Sheer euphoria kicked Michael’s heart into overdrive. “Good to hear,” he said. “When—”
“Michael.”
His head snapped around. “Anna,” he said.
“You big lump,” Anna sighed. “What have you done to yourself? Come with me. And you can close your mouth now, Lance Corporal T’zavara.”
• • •
Michael lay back beside Anna, exhausted by the animal ferocity of their reunion. “I don’t suppose I need to say how glad I am to be back,” he whispered.
“I can’t say I’m totally convinced, spacer boy.”
Michael rolled his eyes. “Give me strength,” he muttered.
“You’ll need it,” Anna said, “so shut up and come here.”
• • •
“… and so here I am,” Michael said.
Tucked away in a quiet corner of the canteen, it had taken him a good hour to finish his account of all that had happened. Leave nothing out, he had been instructed, not even the smallest detail, and he hadn’t.
Anna looked at him for a long time before she pushed her bowl away and sat back. “I should hate you, you know,” she said breaking the long silence that followed. “I really thought you were dead.”
“I know, but … things just happened. Truth is, once Jaruzelska turned me in, I wasn’t in control of things anymore.’
“It was bad enough for me.” Anna’s voice was soft. “I can’t imagine what it was like for you.”
“It wasn’t the best time of my life, I’d have to say, but I’m here now, and that’s all that matters.”
“It is,” Anna whispered; she took his hand in hers.
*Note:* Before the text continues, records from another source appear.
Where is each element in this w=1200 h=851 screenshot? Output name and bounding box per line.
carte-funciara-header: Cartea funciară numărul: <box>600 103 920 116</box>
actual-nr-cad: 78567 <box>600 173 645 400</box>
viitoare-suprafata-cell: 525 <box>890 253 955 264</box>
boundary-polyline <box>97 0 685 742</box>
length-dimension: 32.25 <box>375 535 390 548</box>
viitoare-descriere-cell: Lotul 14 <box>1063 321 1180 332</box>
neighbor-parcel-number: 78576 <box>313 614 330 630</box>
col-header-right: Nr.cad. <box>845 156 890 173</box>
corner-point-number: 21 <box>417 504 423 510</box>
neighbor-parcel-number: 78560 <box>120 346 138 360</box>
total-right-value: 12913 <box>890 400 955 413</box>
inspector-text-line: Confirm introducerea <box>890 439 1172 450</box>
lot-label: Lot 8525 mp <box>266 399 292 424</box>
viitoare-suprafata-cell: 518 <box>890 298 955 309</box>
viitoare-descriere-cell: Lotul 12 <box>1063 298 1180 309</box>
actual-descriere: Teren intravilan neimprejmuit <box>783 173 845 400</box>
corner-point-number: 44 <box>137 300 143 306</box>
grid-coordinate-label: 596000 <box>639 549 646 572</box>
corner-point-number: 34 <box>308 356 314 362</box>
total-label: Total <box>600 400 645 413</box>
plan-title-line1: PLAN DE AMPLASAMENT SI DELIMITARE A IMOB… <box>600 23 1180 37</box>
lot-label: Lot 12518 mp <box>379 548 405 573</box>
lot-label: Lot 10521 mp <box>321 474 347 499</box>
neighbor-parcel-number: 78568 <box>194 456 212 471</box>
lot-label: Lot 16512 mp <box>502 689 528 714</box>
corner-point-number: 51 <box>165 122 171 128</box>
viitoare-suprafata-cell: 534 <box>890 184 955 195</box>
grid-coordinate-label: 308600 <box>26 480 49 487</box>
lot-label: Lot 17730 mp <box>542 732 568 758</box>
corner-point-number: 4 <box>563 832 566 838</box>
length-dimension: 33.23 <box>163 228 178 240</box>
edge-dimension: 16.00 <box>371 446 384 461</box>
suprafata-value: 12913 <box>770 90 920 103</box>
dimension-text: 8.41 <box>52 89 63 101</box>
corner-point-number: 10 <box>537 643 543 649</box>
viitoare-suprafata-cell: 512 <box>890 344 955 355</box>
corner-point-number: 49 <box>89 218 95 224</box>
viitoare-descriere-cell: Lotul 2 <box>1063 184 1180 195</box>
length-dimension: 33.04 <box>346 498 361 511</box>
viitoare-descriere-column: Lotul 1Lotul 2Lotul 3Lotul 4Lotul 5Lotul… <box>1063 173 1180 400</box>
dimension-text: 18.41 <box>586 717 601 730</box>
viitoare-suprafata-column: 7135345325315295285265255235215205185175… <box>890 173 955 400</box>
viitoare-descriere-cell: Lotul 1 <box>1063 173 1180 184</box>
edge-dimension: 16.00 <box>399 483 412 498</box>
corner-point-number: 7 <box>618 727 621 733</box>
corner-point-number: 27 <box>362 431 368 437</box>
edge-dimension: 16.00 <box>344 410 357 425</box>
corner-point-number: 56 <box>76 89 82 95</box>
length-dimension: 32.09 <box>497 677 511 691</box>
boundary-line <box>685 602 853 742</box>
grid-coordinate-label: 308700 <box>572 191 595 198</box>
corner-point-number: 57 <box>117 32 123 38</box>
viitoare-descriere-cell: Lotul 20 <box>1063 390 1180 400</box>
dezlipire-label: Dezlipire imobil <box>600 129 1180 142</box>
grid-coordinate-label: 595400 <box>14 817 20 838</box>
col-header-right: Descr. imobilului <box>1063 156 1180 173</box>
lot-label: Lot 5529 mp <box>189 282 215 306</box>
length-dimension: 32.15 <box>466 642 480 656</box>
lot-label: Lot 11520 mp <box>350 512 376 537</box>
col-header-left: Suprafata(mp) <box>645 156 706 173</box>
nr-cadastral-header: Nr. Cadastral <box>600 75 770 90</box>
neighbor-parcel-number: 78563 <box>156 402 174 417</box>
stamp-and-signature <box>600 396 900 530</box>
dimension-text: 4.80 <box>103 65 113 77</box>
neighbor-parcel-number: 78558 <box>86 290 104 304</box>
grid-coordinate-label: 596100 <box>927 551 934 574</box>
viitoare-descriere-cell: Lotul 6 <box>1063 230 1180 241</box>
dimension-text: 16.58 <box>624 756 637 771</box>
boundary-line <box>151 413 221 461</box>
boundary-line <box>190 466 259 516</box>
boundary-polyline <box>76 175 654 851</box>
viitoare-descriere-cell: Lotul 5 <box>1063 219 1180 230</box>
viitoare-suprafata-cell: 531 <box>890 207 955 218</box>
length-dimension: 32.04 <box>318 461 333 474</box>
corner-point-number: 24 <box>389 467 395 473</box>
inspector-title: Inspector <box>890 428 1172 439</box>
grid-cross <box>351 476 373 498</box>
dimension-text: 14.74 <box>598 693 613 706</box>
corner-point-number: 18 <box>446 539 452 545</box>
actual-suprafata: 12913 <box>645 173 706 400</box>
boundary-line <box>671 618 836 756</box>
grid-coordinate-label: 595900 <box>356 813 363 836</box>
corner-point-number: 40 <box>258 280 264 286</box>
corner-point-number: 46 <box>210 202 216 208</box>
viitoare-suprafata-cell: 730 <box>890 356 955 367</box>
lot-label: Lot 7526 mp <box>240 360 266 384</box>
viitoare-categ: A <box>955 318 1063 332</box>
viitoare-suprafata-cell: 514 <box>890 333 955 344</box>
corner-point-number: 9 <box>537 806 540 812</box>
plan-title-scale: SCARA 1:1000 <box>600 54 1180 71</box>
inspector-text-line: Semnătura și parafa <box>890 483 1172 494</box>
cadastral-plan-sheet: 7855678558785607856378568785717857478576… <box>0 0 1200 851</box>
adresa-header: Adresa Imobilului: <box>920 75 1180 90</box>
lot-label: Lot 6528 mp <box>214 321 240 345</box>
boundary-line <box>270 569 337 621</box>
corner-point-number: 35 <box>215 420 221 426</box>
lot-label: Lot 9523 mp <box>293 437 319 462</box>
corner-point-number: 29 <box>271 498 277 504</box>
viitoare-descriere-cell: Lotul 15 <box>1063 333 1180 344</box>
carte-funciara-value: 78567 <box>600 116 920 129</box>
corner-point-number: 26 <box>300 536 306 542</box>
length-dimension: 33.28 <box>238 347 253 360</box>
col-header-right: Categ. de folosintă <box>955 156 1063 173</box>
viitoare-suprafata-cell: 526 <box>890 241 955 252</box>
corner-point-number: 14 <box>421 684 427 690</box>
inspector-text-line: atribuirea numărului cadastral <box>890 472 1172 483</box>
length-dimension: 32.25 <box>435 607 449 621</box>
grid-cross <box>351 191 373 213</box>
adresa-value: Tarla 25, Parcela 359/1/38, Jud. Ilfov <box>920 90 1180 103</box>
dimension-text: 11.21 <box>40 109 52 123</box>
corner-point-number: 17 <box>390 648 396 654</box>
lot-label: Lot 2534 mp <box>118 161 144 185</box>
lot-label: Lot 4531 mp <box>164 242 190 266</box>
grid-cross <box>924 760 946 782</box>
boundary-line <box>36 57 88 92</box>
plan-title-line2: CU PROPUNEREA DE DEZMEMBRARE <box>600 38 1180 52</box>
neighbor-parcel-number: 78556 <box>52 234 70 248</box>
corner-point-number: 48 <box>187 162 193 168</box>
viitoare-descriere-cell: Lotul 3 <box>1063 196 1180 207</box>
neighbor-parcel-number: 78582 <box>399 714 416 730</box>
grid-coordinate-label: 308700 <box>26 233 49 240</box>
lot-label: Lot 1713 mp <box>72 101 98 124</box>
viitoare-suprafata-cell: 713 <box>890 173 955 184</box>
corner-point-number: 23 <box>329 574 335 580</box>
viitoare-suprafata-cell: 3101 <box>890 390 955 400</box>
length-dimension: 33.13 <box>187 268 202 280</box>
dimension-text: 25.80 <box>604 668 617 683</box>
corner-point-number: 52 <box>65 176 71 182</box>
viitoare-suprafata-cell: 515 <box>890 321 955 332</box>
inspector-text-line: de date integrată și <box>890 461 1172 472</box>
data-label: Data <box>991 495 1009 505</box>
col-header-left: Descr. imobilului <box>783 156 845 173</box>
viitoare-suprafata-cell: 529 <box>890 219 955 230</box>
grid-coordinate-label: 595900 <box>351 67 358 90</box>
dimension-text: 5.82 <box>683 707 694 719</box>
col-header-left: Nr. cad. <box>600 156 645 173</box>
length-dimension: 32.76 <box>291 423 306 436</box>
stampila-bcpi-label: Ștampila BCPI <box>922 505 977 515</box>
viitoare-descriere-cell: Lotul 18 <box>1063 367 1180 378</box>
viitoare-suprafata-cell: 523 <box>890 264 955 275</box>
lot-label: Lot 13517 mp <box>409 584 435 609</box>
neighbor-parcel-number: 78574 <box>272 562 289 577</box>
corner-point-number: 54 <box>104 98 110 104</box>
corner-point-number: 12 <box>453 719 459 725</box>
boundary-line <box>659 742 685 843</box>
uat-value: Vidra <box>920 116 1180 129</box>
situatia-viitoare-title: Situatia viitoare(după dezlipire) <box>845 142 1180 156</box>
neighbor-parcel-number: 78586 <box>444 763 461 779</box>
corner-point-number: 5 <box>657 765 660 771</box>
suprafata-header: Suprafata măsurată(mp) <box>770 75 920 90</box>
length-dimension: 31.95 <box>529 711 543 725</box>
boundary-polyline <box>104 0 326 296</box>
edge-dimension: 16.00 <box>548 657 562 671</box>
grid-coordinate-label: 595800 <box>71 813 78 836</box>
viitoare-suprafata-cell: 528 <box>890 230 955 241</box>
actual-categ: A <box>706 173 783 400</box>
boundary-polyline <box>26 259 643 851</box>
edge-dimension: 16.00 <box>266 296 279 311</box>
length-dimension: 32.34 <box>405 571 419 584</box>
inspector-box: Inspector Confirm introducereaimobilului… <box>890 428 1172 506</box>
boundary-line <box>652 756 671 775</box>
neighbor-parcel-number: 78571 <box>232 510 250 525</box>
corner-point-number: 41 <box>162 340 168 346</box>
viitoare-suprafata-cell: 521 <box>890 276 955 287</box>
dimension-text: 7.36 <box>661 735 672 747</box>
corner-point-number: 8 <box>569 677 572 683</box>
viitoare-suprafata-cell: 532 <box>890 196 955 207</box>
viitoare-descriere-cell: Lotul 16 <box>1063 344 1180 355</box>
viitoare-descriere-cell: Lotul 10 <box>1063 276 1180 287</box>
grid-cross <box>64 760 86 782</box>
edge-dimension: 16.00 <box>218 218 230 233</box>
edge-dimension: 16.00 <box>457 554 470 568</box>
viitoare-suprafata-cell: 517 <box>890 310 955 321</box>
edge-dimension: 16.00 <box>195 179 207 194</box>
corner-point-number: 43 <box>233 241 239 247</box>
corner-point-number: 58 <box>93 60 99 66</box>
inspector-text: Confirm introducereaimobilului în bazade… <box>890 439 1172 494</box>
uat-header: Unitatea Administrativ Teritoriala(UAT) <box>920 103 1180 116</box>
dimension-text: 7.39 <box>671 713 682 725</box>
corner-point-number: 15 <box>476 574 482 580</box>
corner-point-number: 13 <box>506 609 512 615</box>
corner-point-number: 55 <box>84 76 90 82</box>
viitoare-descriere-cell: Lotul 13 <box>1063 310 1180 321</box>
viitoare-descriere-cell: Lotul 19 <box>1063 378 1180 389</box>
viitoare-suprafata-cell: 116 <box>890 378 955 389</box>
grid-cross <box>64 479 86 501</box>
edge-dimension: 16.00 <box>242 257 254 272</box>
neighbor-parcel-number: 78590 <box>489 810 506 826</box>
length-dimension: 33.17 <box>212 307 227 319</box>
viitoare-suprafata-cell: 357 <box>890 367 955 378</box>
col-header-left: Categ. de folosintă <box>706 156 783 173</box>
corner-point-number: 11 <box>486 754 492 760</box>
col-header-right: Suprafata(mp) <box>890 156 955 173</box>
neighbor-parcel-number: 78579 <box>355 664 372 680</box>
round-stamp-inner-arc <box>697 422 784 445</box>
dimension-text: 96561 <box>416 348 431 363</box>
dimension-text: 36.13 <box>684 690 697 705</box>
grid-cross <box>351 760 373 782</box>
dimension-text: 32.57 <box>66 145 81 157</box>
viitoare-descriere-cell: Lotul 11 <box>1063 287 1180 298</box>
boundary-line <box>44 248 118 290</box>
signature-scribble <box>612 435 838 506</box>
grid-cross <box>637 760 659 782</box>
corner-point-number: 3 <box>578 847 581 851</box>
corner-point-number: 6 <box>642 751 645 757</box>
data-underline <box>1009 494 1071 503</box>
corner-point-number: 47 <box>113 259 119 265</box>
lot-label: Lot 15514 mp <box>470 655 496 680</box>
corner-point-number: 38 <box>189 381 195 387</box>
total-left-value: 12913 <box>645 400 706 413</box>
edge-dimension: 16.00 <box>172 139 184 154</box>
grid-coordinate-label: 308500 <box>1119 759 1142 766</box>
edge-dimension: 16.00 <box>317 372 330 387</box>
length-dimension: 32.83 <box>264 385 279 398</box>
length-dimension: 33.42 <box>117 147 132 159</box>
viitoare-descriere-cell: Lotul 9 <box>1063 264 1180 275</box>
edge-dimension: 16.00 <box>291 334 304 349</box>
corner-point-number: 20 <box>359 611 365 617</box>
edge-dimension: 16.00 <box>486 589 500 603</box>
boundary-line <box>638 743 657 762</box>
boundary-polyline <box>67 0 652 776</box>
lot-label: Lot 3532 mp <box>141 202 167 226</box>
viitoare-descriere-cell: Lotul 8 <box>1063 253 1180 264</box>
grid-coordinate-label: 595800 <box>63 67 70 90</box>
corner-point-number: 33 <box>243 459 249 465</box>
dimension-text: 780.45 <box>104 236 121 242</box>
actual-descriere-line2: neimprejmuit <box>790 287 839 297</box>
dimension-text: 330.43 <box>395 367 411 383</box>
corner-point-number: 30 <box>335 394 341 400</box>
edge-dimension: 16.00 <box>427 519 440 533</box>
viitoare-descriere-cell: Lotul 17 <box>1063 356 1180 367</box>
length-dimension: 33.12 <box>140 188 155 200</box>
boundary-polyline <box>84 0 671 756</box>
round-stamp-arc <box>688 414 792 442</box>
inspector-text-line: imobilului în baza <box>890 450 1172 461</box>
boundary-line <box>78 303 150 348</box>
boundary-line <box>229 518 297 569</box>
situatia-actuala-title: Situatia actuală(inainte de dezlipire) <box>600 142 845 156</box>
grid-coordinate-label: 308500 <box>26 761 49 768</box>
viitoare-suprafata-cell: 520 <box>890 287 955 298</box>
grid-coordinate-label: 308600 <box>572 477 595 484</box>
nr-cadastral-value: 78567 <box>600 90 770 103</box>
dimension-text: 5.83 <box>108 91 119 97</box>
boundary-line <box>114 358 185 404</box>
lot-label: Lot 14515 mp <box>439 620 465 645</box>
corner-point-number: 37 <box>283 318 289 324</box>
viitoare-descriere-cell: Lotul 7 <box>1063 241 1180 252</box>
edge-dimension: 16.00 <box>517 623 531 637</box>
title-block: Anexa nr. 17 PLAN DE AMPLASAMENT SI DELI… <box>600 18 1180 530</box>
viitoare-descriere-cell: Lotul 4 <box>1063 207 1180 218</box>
The silence that followed was a long one. “Hey, drink your coffee,” Anna said much later, “or it’ll get cold.”
Michael took a sip and screwed up his face. “Ugh!” he said. “It already is.”
“That’s good, because my mug’s empty, so you can get us both a refill.”
Michael shook his head in despair. “You are so manipulative,” he muttered. “I’m a wounded trooper with only one working arm. It’s you who should get me a fresh brew.”